Since we have found out that knockdown of smad3 could increase the IC50 value of U937 to HHT, next we try to find out whether that sensitivity impairment could be rescued by smad3 re-expression or be increased by smad3 over-expression. Smad3 mRNA was transfected to 103 cells by retro-virus, and the smad3 level of U937, 103, 103NC and smad3-reexpression-103 cells (referred to as 103-S3 cells) was evaluated by western blot, the result showed that 103 cells has significantly lower level of smad3 as described previously, and103-S3 cells had significantly higher level of smad3, even higher than that of the original U937 cells (Figure 5A), indicating that the re-expression was successful. Then we treated these cells with different concentrations of HHT for 24 h, and cell proliferation was then assessed by MTT assay, the result showed that the IC50 value for 103-S3 cells was 4.89 ng/ml, which was significantly less than that of 103 cells (p < 0.05) (Figure 5B). Interestingly, we also found that the 103-S3 cells were the most sensitive to HHT since they have the highest level of smad3 protein, even more sensitive than the original U937 cells, indicating that the re-expression of smad3 in the low-smad3-expressing 103 cells could re-establish their sensitivity to HHT, and also, the sensitivity of these cells to HHT was consistent with their smad3 protein levels.


Figure 5: Effects of smad3 re-expression and over-expression in AML cell lines. (A) Level of smad3 after knock-down and re-expression in U937 cells by western blot. (B) IC50 values of the cells with and without transfection. 103 refers to U937 cells transfected with smad3 shRNA, 103NC refers to 103 cells transfected with empty vectors, 103-S3 refers to 103 cells transfected with smad3 mRNA. (C) Protein level of smad3 in KG-1 cells following smad3 over-expression. KG-1-NC refers to KG-1 cells transfected with empty vectors, KG-1-s3 refers to KG-1 cells transfected with smad3-mRNA vectors. (D) IC50 values of KG-1 cells before and after smad3 mRNA transfection.
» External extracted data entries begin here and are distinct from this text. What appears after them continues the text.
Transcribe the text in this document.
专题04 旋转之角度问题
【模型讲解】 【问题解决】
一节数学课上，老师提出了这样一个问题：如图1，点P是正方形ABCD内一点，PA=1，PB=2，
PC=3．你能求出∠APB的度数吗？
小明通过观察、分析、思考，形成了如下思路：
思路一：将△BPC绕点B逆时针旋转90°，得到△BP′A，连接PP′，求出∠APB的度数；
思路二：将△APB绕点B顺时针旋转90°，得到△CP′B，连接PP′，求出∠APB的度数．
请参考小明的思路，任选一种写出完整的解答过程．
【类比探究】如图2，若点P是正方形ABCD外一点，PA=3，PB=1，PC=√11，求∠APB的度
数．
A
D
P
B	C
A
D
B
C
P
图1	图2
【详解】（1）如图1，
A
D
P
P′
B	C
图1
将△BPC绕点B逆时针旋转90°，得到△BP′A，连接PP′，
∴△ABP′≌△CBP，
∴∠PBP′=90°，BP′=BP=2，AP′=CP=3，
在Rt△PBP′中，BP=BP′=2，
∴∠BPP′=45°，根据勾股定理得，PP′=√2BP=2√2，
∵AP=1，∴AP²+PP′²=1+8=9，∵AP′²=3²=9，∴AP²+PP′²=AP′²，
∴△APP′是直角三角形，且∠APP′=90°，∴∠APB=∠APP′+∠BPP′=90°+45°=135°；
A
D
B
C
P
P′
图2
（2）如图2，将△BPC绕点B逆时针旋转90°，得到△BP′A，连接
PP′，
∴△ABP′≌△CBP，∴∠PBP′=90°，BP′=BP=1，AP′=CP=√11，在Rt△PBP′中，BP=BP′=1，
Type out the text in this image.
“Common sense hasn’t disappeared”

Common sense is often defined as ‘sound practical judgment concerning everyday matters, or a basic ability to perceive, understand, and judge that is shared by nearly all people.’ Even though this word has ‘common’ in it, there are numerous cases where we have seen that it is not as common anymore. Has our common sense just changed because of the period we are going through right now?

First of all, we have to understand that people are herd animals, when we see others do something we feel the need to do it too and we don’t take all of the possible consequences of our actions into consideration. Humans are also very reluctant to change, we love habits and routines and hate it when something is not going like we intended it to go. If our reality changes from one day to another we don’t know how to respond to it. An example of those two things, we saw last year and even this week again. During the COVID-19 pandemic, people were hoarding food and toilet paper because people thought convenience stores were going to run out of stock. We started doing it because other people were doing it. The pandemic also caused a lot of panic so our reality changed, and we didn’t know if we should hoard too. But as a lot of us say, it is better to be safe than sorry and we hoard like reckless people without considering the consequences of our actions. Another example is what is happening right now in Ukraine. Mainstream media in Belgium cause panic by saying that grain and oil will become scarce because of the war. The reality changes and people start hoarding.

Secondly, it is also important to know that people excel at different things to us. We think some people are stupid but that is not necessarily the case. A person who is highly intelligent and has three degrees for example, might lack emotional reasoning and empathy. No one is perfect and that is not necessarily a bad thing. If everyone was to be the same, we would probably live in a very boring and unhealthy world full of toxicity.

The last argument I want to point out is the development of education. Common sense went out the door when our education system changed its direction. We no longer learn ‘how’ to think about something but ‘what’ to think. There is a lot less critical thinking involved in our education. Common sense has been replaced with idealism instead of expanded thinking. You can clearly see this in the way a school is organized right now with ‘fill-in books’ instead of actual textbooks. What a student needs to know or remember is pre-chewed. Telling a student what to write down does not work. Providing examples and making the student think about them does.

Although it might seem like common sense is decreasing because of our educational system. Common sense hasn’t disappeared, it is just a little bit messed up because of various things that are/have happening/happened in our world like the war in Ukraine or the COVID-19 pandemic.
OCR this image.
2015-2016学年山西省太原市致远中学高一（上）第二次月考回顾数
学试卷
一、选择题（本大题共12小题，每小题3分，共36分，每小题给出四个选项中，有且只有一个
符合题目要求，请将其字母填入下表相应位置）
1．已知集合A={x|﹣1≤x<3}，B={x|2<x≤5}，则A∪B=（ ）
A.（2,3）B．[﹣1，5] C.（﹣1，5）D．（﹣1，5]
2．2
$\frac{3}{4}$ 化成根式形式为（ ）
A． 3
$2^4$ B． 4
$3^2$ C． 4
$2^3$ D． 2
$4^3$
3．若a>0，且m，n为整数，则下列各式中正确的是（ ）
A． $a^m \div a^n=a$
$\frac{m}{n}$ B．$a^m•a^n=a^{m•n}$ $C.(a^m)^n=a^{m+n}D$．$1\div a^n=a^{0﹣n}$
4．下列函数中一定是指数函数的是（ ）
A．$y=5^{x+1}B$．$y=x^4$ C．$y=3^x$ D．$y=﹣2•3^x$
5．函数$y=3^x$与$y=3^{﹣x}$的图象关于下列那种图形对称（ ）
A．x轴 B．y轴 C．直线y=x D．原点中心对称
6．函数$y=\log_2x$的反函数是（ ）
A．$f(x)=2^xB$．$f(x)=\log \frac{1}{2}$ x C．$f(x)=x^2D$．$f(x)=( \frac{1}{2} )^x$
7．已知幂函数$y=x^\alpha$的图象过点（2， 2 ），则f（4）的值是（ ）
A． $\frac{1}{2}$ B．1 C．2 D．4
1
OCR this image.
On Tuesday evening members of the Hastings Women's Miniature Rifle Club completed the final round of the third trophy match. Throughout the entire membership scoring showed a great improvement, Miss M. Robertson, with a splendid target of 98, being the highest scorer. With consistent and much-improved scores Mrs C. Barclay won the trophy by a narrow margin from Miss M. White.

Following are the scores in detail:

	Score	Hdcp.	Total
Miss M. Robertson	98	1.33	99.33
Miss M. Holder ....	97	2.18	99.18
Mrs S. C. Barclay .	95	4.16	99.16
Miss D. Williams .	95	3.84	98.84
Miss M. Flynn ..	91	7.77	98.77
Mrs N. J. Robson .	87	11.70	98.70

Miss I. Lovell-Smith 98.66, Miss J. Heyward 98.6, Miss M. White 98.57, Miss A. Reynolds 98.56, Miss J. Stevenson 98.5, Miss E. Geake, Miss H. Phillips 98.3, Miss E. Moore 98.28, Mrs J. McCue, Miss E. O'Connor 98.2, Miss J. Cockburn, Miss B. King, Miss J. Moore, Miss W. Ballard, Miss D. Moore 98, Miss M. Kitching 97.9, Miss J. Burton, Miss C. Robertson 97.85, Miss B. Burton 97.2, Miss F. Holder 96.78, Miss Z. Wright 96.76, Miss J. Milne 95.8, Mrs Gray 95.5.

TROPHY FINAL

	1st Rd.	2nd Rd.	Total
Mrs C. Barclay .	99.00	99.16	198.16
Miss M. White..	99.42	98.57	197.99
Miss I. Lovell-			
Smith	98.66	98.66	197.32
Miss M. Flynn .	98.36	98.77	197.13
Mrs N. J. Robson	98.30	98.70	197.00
Since KG-1 cells had a relatively low expression level of smad3 and were insensitive to HHT, we wonder whether over-expression of smad3 in KG-1 cells could improve the sensitivity. The same smad3 mRNA was transfected to KG-1 cells as well as empty vectors, and smad3 protein level verified by western blot, the result showed that KG-1-NC (KG-1 cells with empty vector) had the similar level of smad3 as KG-1, while KG-1-S3 (KG-1 cells transfected with smad3 mRNA) had a significantly higher level of smad3 (Figure 5C). These cells were then incubated with different concentrations of HHT for 24 h, MTT assay was performed to access the proliferation, and their IC50 value calculated as previously described, the result showed that the IC50 value for KG-1, KG-1-NC and KG-1-S3 were 106.4 ng/ml, 111.4 ng/ml and 26.3 ng/ml, respectively, statistics analysis showed significant difference between the IC50 values of KG-1 and KG-1-S3 (Figure 5D), indicating that over-expression of smad3 could improve the sensitivity of KG-1 toward HHT.


In our experiment, we found by docking that HHT may bind with the MH2 domain of smad3 at the residues Asn241, His371, Thr388, Thr390 and Ser391, and can induce the phosphorylation of Ser423/425 of smad3, how the phosphorylation is induced is not yet clear, conformational change of smad3 and exposure of phosphorylation site may be an possible mechanism, we will look into the exact mechanism in our future study.

One striking finding of this study is that HHT could activate the TGF-β pathway, one of the most important pathways of epithelium-derived carcinoma, that is, an effective medicine for hematological malignancies could activate a very important pathway in solid carcinomas. Several immediate questions would be: What are the roles of TGF-β pathway in the pathogenesis and progression of hematologic malignancies? Also, in epithelial carcinoma, activation of TGF-β pathway can inhibit carcinogenesis but promote metastasis [29, 30], this paradox has made the clinical use of TGF-β-pathway-related drugs highly debatable. Since HHT can activate TGF-β pathway in AML cells, what would be its performance toward epithelial carcinomas? What would be HHT’s performance toward this paradox? AML and CML do not involve metastasis, would TGF-β pathway activators inhibit the proliferation of these cells? Would these activators be another option for the treatment of these hematological malignancies? Our study abridges hematological malignancies and epithelium-derived malignancies by HHT and TGF-β pathway.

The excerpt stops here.